With the decline in the sales of music, artists are making their money through playing concerts. There’s no money in making records. In the old days, bands made their money by touring to support their new album. Now they make an album to support the tour. It means that the live music scene is bigger and more varied than ever, but it seems to be costing more, too.

Looking at our local concert venue, the Bristol Colston Hall, I see a tired array of artists coming to play at the main hall. 10cc play soon, featuring just Graham Gouldman from the original line up and, incredibly, the show has sold out. What’s left of the band no longer makes new music, just a retread of songs that were first popular 40 years ago. Me? I’d rather listen to Eric Stewart, Lol Creme and Kevin Godley do the real thing on VD and vinyl, actually.

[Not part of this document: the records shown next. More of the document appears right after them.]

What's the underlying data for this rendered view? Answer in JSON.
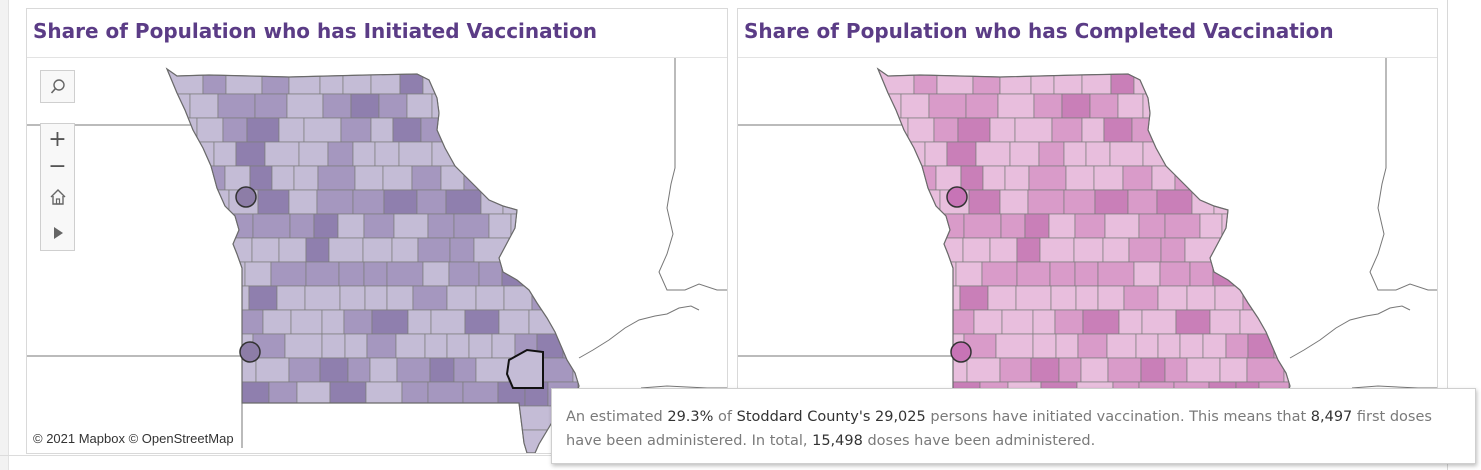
{
  "panels": {
    "initiated": {
      "title": "Share of Population who has Initiated Vaccination",
      "fill": "#c4bcd6",
      "fill_dark": "#a597bf",
      "fill_darker": "#8f7fae",
      "marker_color": "#8d7da7"
    },
    "completed": {
      "title": "Share of Population who has Completed Vaccination",
      "fill": "#e8bedd",
      "fill_dark": "#d99bc9",
      "fill_darker": "#c97fb8",
      "marker_color": "#c774b6"
    }
  },
  "map_tools": {
    "search_icon": "search-icon",
    "zoom_in": "+",
    "zoom_out": "−",
    "home_icon": "home-icon",
    "pan_icon": "play-icon"
  },
  "attribution": "© 2021 Mapbox  © OpenStreetMap",
  "tooltip": {
    "part1": "An estimated ",
    "pct": "29.3%",
    "part2": " of ",
    "county": "Stoddard County's",
    "part3": " ",
    "population": "29,025",
    "part4": " persons have initiated vaccination. This means that ",
    "first_doses": "8,497",
    "part5": " first doses have been administered. In total, ",
    "total_doses": "15,498",
    "part6": " doses have been administered."
  },
  "highlighted_county": "Stoddard County"
}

We also have the great Paul Rodgers performing a nostalgia show. I was thinking about going to this since he has lost none of his vocal brilliance, as I discovered at a recent Bad Company show, but then I saw the ticket prices. The cheapest – restricted view – tickets come in at £59 whilst the most expensive will set you back an eye-watering £91, all this with no new music to play. The same with 1960s legend Steve Winwood who is knocking out tickets starting at £48 and topping out at £80, to perform a greatest hits set. If I want to hear the Low Spark of High Heeled Boys, I’ll play the record at home, thank you, and anyway Winwood doesn’t play all the hits.

I realise that people do like to hear the hits. I didn’t go to see Crosby, Stills and Nash to hear them not do, say, Marrakesh Express and Deja Vu, but their shows are always livened, freshened by brand new tunes. As Crosby says, new music, new life. I have made exceptions and gone along just for the memories – Brian Wilson, Steely Dan to name but two – but gigs become more valid and meaningful to me when there is new music. I loved seeing Toto in 2015 but I was thrilled that it wasn’t just about Hold The Line, Africa and Rosanna. Give me a mixture of the hits, deep cuts and new music and I’m satisfied.

I saw the original 10cc at the same venue when they were at the peak of their fame back in the 1970s and I wouldn’t call the latest version of the band 10cc. It plainly isn’t. It’s a bunch of talented but jobbing musicians performing a live jukebox. Now people like hearing the old tunes and nothing but the old tunes, which is why nostalgia festivals like “Let’s Rock Bristol” are so popular with the in-betweeners, those who aren’t young anymore but aren’t quite old. I am not knocking that, but seeing half an hour from a Thompson twin is not my idea of fun! I would need to consume quite a lot of cider to enjoy three days of old music and I think that’s the general idea.

Good luck if you enjoy the increasingly ram-packed world of oldie music. But I always remember Rick Nelson’s words from Garden Party where he sings “If memories were all I had, I’d rather drive a truck”.

Hopefully there will be room for old and new music in the future. I happen to like both, but usually as part of the same show.